After the usual series of chance encounters, the two accept their chemistry and their romance doubles as a love letter to L.A. and the arts. They watch Rebel Without a Cause in an old theater, go to a jazz club, and waltz around the Griffith Observatory in colorful, sun-drenched scenes offset by palm trees. And as their love blossoms, so do their dreams: Sebastian encourages Mia to write an autobiographical one-woman show, and he joins the fusion band of an old friend (John Legend). Yet the poor response to Mia’s play and Sebastian’s ambivalence toward the band put pressure on their relationship. The pursuit of dreams is often consuming: When love threatens to suffocate those dreams, what then?
Stone and Gosling channel the same easy chemistry from Crazy Stupid Love, imbuing their relationship with charm and sincerity. The relatively pared-down nature of their performances anchor the film against its lush, saturated backdrop—a slight dose of realism in the ethereal City of Stars. And as very real people struggling in a fantasy, the pair are no Fred and Ginger: they dance somewhat stiffly and sing sometimes imperfectly. The breathiness and slight catches of Stone’s voice in the emotional solo “Audition (The Fools Who Dream)” evoke the melancholy and delicate charm of “Moon River” in Breakfast at Tiffany’s.
La La Land marks director Damien Chazelle and composer Justin Hurwitz’s second collaboration. As in Whiplash, their first collaboration and another Best Picture nominee, La La Land explores commitment to one’s craft, set to an evocative score. Yet while Whiplash was often introspective, La La Land is inclined to wear its heart on its sleeve, exploring how one can balance love and the pursuit of art, if at all. Hurwitz’s score is perfectly paced—at times lingering sweetly, other times punchy as a car revving up on L.A.’s highways—and delivers well-timed doses of nostalgia to balance the film’s modern core.
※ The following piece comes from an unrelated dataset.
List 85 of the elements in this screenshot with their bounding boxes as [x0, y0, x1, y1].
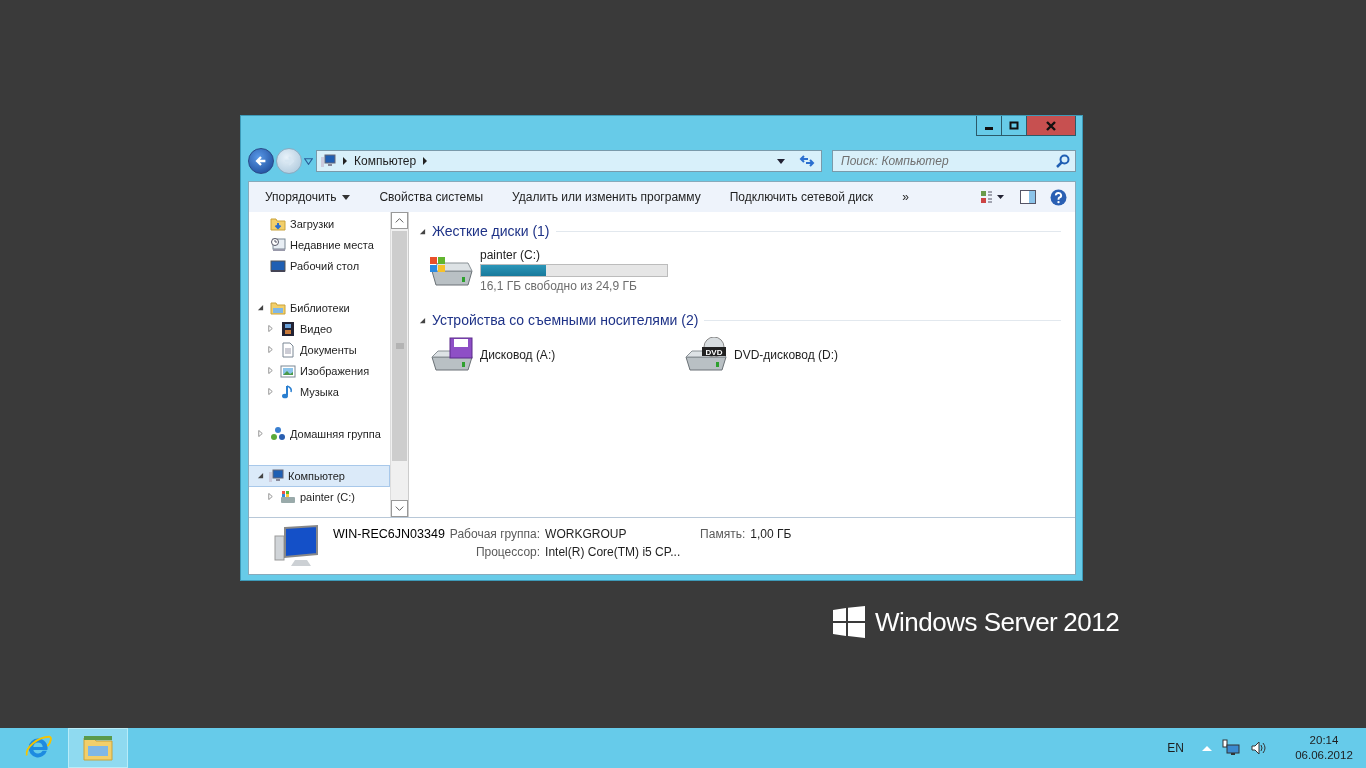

Charming and endearing—old-fashioned words describe a movie that lovingly reworks the old-fashioned for the present. I walked out of the theater with a silly grin on my face, feeling rather like Gene Kelly as he swung around a streetlight in the pouring rain. “What a glorious feelin’/ I’m happy again.”
La La Land won a record-breaking seven Golden Globes, taking top honors for a comedy/musical in the categories of Best Motion Picture, Best Actor, and Best Actress, as well as Best Director, Screenplay, Score, and Song. La La Land will be screened at Doc Films on March 4.